CHRISTUS UM 1510


Monumentaler Christus
Um 1510
Michael Erhart?
Konstanz? 1440/45 – nach 1522 Ulm

Lindenholz geschnitzt &
Reste von Polychromie
Höhe 150 cm

Diese monumentale Skulptur des gekreuzigten Christus, die um 1510 aus Lindenholz geschnitzt wurde, zeigt das Geschick und die emotionale Tiefe, die für die Handwerkskunst dieser Zeit charakteristisch sind und wahrscheinlich aus dem künstlerischen Zentren Ulm stammen. Es ist möglich, dass diese Darstellung aus der Werkstatt des bedeutenden Bildschnitzers Michel Erhart hervorging. 

Michel Erhart war ein bedeutender Bildschnitzer des spätgotischen Stils der Ulmer Schule. Wahrscheinlich in den Niederlanden und am Oberrhein ausgebildet, wurde er 1469 erstmals in den Ulmer Steuerlisten aufgeführt und arbeitete sich dort bis zu seinem Tod nach 1522 zum führenden Bildhauer hinauf. Er schien im engeren Verhältnis mit dem ebenfalls wichtigen Bildhauer Niklaus Weckmann zu stehen, da letzterer im Jahr 1506 als Vormund eines Kindes von Erhart belegt ist. Die Werke beider sind auch stilistisch durch ihre Zugehörigkeit zur Ulmer Schule sehr verwandt.

Christus ist hier in gelängter Form dargestellt, mit einem schlanken und sehnigen Körper, der das Leiden und die Opferung der Kreuzigung einfängt. Die langen Beine der Figur sind im traditionellen Dreinageltypus zusammengeführt, der die Vertikalität und Streckung der Form Christi zusätzlich betont. Die Proportionen sind jenen des Blaubeurer Kruzifixes von Erhart sowie jenen des Schmerzensmannes Weckmanns im Gesprenge des Blaubeurer Hochaltars von 1493 sehr ähnlich. Sein langes, üppiges Haar fällt in lockigen Strähnen herab und umrahmt sein leidvolles Gesicht, das einen eindringlichen Ausdruck von Schwermut trägt, wobei die halbgeschlossenen Augen ein Gefühl von ergebener Hingabe erzeugen. Die fein geschnitzten Locken sind ein typisches Merkmal sowohl von Weckmann, vergleichbar mit dem Chorbogenkruzifix in der Basilika St. Martin in Landshut von 1495, als auch von Erhart, beispielsweise in der Figur des Jünglings der hochbedeutenden Vanitas-Gruppe im Kunsthistorischen Museum in Wien zu vergleichen (KHM, Kunstkammer, Inv.-Nr. 1).  

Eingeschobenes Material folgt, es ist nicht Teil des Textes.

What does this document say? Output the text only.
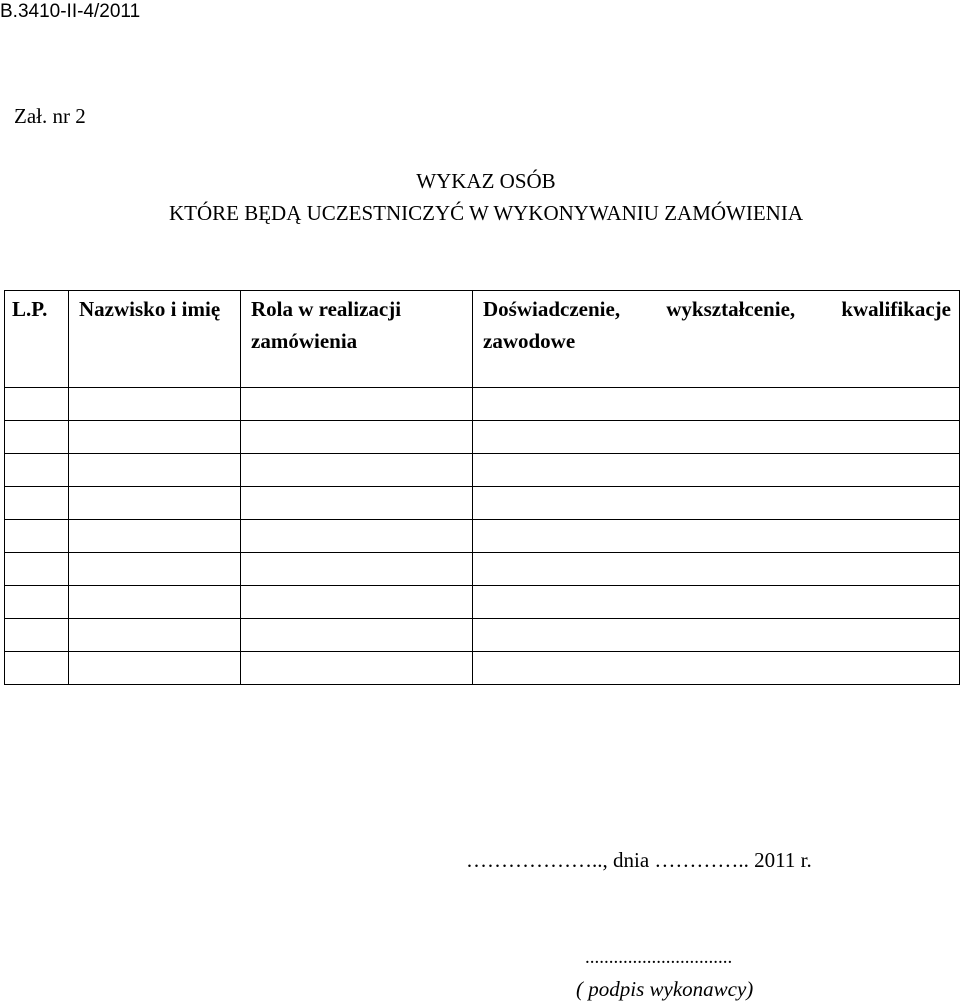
B.3410-II-4/2011
Zał. nr 2
WYKAZ OSÓB
KTÓRE BĘDĄ UCZESTNICZYĆ W WYKONYWANIU ZAMÓWIENIA
L.P.	Nazwisko i imię	Rola w realizacji zamówienia	Doświadczenie, wykształcenie, kwalifikacje zawodowe

……………….., dnia ………….. 2011 r.
...............................
( podpis wykonawcy)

Der Faltenwurf des Perizoniums liegt in komplexen, fließenden Bahnen, die sorgfältig geschnitzt sind, eng am Körper auf. Dies deutet sowohl die Bewegung als auch das Gewicht des Stoffes an und ist ein Hinweis auf die stilistischen Tendenzen der Epoche. Diese Liebe zum Detail ordnet die Skulptur dem spätgotischen Stil zu. Obwohl die Skulptur keine Polychromie aufweist, ist die Schnitzerei selbst sehr detailliert und lebensecht. Zentrale Merkmale der Ulmer Schule sind neben den dicht gelockten Haaren elegante Körperformen, eine weich modellierte Gesichtsphysiognomie und eine detaillierte Draperie. Diese Christusdarstellung verdeutlicht somit die künstlerische Bedeutung dieses Stils, wobei einen Moment ergreifender Anmut und Frömmigkeit festgehalten wird.

Literatur:

Barbara Maier-Lörcher, Meisterwerke Ulmer Kunst, Ostfildern 2004.

Brigitte Reinhardt (Hrsg.), Michel Erhart & Jörg Syrlin d. Ä.: Spätgotik in Ulm, Ulm 2002.

Barbara Schäuffelen und Joachim Feist, Ulm: Porträt einer Stadtlandschaft, Stuttgart 1987.